AUTHOR: Russell Rathbun
PUBLISHER: Grand Rapids, MI: Eerdmans, 2017, (198 pages).
I know about the Great Wall of China. I have read about astronauts saying that the only visible man-made object from space is the Great Wall. What about the Salton Sea? What is the Salton Sea? What makes these two objects so fascinating for the author? He sums it up as follows:
"There are only two man-made objects you can see from outer space. One is the Great Wall of China, and the other is the Salton Sea. One is the result of the work of hundreds of thousands of laborers over two thousand years, and the other is the result of a gigantic mistake."
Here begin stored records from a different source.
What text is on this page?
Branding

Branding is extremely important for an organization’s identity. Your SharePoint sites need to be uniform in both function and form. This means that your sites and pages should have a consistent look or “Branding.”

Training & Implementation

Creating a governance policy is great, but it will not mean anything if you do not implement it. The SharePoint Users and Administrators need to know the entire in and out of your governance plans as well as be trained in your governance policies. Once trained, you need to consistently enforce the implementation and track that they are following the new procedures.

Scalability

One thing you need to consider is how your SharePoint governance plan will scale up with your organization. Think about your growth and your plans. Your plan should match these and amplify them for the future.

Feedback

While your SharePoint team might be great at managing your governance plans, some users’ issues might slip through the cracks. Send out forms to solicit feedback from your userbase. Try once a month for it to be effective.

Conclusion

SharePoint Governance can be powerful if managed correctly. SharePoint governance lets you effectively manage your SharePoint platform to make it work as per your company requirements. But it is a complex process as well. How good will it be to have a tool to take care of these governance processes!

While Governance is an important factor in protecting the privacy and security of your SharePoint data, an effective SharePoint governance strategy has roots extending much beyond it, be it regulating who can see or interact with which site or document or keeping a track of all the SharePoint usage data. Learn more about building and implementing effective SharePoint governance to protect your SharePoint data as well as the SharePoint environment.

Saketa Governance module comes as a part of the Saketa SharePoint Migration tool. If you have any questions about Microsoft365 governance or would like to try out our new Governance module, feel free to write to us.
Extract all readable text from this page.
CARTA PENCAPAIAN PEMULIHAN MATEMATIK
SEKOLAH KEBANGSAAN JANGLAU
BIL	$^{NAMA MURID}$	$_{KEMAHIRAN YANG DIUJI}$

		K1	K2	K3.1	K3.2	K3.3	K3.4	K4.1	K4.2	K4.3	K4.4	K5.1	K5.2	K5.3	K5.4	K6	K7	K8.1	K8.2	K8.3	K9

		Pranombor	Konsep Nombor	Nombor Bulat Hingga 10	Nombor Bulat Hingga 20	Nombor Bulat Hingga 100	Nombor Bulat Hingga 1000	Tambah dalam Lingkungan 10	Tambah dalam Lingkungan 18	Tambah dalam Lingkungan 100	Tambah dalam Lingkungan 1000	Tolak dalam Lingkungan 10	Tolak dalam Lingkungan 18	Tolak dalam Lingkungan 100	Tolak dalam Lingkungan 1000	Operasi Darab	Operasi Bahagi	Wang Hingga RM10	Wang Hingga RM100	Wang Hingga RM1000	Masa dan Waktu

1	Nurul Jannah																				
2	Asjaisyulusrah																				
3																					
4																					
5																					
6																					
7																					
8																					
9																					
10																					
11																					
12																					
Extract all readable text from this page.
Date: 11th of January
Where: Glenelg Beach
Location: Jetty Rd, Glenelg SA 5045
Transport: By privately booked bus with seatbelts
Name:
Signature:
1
For over twenty years, these sentences have occupied the author's mind. The key thought revolves around God's creation and man's folly. God creates man and desires for him to have fellowship, but man bungled it big time. In the process, there is alienation. There is lostness. There is illusion. There are big messes throughout history, and messes that continue to occur. Both the Great Wall of China and the state of the Salton Sea were man-made. The Great Wall was built to prevent invaders from entering China. The Salton Sea was created by accident. The Salton Sea was a result of a failure of a project that tried to irrigate desert lands by re-directing water from the Colorado River. Both failed to achieve the original purposes. Looking from space, while both man-made structures and accidents are visible from the sky, they symbolize the mistakes and vulnerabilities of human intelligence. Moving forward, Rathbun poses a modern dilemma about our technological world: Have we allowed technology to reform us into an image we do not yet recognize? Does the Digital Revolution offer more hype than promise? Are we re-inventing the wheel of disaster?